BITs were traditionally concluded between a developed and a developing country, usually at the initiative of the developed country. The first ever BIT was ratified in 1959 between Germany and Pakistan. Typically, the developed country (capital exporting) entered into a BIT with a developing country (capital importing) in order to secure better standards of legal protection for the investments of its nationals than those offered under the local laws. The developing country would agree in order to attract foreign investors.

World economic rationale changed in the late 1980s and developing countries began to sign BITs between themselves. As a result, the traditional division between capital exporting and capital importing countries no longer existed. Since then, most countries approach BITs with both concerns: (1) to attract investments and (2) to protect investors.

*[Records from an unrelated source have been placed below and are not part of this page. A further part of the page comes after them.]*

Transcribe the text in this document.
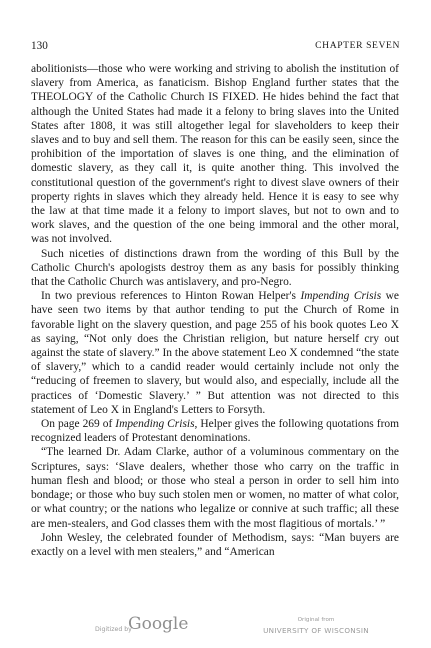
130	CHAPTER SEVEN

abolitionists—those who were working and striving to abolish the institution of slavery from America, as fanaticism. Bishop England further states that the THEOLOGY of the Catholic Church IS FIXED. He hides behind the fact that although the United States had made it a felony to bring slaves into the United States after 1808, it was still altogether legal for slaveholders to keep their slaves and to buy and sell them. The reason for this can be easily seen, since the prohibition of the importation of slaves is one thing, and the elimination of domestic slavery, as they call it, is quite another thing. This involved the constitutional question of the government's right to divest slave owners of their property rights in slaves which they already held. Hence it is easy to see why the law at that time made it a felony to import slaves, but not to own and to work slaves, and the question of the one being immoral and the other moral, was not involved.

Such niceties of distinctions drawn from the wording of this Bull by the Catholic Church's apologists destroy them as any basis for possibly thinking that the Catholic Church was antislavery, and pro-Negro.

In two previous references to Hinton Rowan Helper's Impending Crisis we have seen two items by that author tending to put the Church of Rome in favorable light on the slavery question, and page 255 of his book quotes Leo X as saying, “Not only does the Christian religion, but nature herself cry out against the state of slavery.” In the above statement Leo X condemned “the state of slavery,” which to a candid reader would certainly include not only the “reducing of freemen to slavery, but would also, and especially, include all the practices of ‘Domestic Slavery.’ ” But attention was not directed to this statement of Leo X in England's Letters to Forsyth.

On page 269 of Impending Crisis, Helper gives the following quotations from recognized leaders of Protestant denominations.

“The learned Dr. Adam Clarke, author of a voluminous commentary on the Scriptures, says: ‘Slave dealers, whether those who carry on the traffic in human flesh and blood; or those who steal a person in order to sell him into bondage; or those who buy such stolen men or women, no matter of what color, or what country; or the nations who legalize or connive at such traffic; all these are men-stealers, and God classes them with the most flagitious of mortals.’ ”

John Wesley, the celebrated founder of Methodism, says: “Man buyers are exactly on a level with men stealers,” and “American

Digitized by
Google	Original from
UNIVERSITY OF WISCONSIN
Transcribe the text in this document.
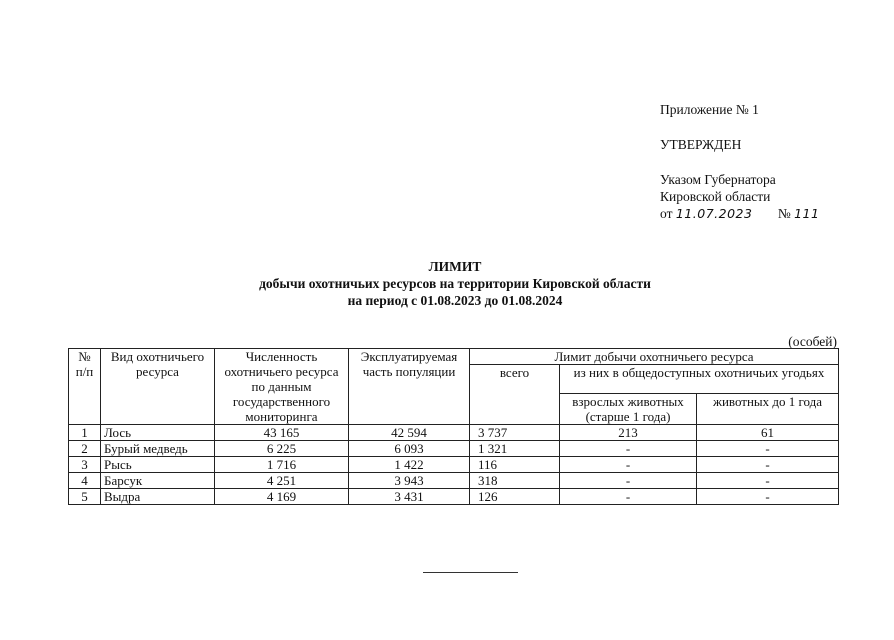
Приложение № 1

УТВЕРЖДЕН

Указом Губернатора

Кировской области

от 11.07.2023 № 111

ЛИМИТ
добычи охотничьих ресурсов на территории Кировской области
на период с 01.08.2023 до 01.08.2024
(особей)
№ п/п	Вид охотничьего ресурса	Численность охотничьего ресурса по данным государственного мониторинга	Эксплуатируемая часть популяции	Лимит добычи охотничьего ресурса		
				всего	из них в общедоступных охотничьих угодьях	
					взрослых животных (старше 1 года)	животных до 1 года
1	Лось	43 165	42 594	3 737	213	61
2	Бурый медведь	6 225	6 093	1 321	-	-
3	Рысь	1 716	1 422	116	-	-
4	Барсук	4 251	3 943	318	-	-
5	Выдра	4 169	3 431	126	-	-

The economic shift has been radical in the past 10 years because the countries that used to be capital exporting, are now capital importing and vice versa. Therefore, we are seeing that investment treaty claimants are often nationals of former capital importing (i.e. developing) countries and the respondents are the former capital exporting countries (e.g. European countries). Today, Spain is the country with the single greatest number of investment treaty disputes and is respondent in the vast majority. This fact alone may largely explain the protest we are now reading in the general press about investment treaty arbitration. The European Commission now wants to change the rules of the game including the standards of protection and the appropriate forum to hear these disputes. Why is that? Maybe because the European countries are being sued now as opposed to Venezuela, Argentina, Egypt, or Pakistan.

In the same vein, an OECD survey and study has shown that the claimants in over half of a sample of 95 investment treaty cases reviewed from the past 10 years were medium and large companies with sizes varying from several hundreds of employees to tens of thousands. Needless to say that these are not impecunious claimants. Only 22% of the claimants in the cases examined were either individuals or very small business.

That being said, the biggest criticism of investment treaty arbitration is time and costs, which go hand in hand.

An Allen & Overy study published in GAR in 2014 and written by Matthew Hodgson revealed the following numbers:

  • Average party costs were quite similar, at approximately US$4.5 million;
  • Median tribunal costs are approximately US$600k;
  • Across the full pool of 176 reviewed cases, respondents were successful in 59 per cent of cases. This is a sharp reversal from the initial trend in early investment treaty arbitrations: prior to 2001, investors prevailed in 63 per cent of cases; and
  • The median amount awarded was "only" US$10,694,000 which represents about 41% of the amount claimed.

High costs naturally paved the way for the remarked entry of third party funding in the world of investment treaty arbitration.